Thanks to all the posts im glad i used the brown and will be ordering more

Nothing wrong with your choices, M44 is a good all rounder for most ales.
 
As others have already said, brown malt is used in Fuller's London Porter, and also GH's Brown Porter (which is quite similar, and very tasty!).

I've recently made a couple of porters along these lines using brown malt (have a look in my brew day thread for AG#38 & 39 of your interested)

After I first made the GH Porter last year I used the leftover brown malt in an ESB. The recipe was about 9% brown malt, bittered with Simcoe and then EKG & Fuggles for flavour, aroma & dry hop.

It was good enough from the get go, but after a bit longer conditioning (a month or two) the flavour of the brown malt really rounded off - it ended up absolutely superb with the flavours of the hops and malt perfectly balanced :beer1:

I'd happily make it the same again, or to avoid quite such a long conditioning time I might be tempted to dial the brown malt back a bit to maybe 5, 6, 7%.

Good luck athumb..
Ill stick the gigures in brewersfriend calc later and see what the percentage was.

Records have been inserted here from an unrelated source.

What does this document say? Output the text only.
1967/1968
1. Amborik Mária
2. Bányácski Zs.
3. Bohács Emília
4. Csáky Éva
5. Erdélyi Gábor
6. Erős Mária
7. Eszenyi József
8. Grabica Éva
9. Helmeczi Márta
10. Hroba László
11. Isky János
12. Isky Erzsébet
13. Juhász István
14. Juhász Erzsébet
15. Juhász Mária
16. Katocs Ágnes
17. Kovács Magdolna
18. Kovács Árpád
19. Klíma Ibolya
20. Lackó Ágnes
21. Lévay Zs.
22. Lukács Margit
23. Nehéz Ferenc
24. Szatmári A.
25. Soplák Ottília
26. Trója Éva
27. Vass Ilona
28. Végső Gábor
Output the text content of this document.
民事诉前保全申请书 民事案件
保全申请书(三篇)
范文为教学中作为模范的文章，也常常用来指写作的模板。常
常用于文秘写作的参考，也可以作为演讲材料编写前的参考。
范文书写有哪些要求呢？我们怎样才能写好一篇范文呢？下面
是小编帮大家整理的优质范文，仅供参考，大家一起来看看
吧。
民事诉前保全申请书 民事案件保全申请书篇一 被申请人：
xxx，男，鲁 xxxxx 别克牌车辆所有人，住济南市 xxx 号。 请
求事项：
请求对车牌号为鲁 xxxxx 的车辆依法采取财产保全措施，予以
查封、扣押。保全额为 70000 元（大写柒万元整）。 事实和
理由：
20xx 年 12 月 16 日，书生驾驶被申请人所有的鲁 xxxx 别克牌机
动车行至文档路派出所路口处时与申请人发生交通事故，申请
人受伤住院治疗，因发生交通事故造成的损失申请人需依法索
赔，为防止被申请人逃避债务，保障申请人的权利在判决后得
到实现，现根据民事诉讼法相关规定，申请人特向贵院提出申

Fingers crossed its around the 5 or 6 mark
Nothing wrong with your choices, M44 is a good all rounder for most ales.
Its also a belter when it gets going. Im going to be monitoring the temp all day as its still holding 22.5C since this morning just with a bodywarmer round it. So im assuming something good is happening with the room temp around 17C
 
Ill stick the gigures in brewersfriend calc later and see what the percentage was. Fingers crossed its around the 5 or 6 mark

Its also a belter when it gets going. Im going to be monitoring the temp all day as its still holding 22.5C since this morning just with a bodywarmer round it. So im assuming something good is happening with the room temp around 17C
Well since you made a porter in the end don't sweat it too much - the two porters I made recently were 9 & 12% brown malt. They were also much lower strength and starting gravity, starting around 1.040 and ending up a shade under 4% ABV.
 
I love brown malt in a stout they seem to be missing something without it for me. I just brewed an 1850s porter which is 17% brown malt, still conditioning but the sneaky sample after 3 weeks in the bottle was very promising. I find brown malt takes an extra couple of weeks to mellow out.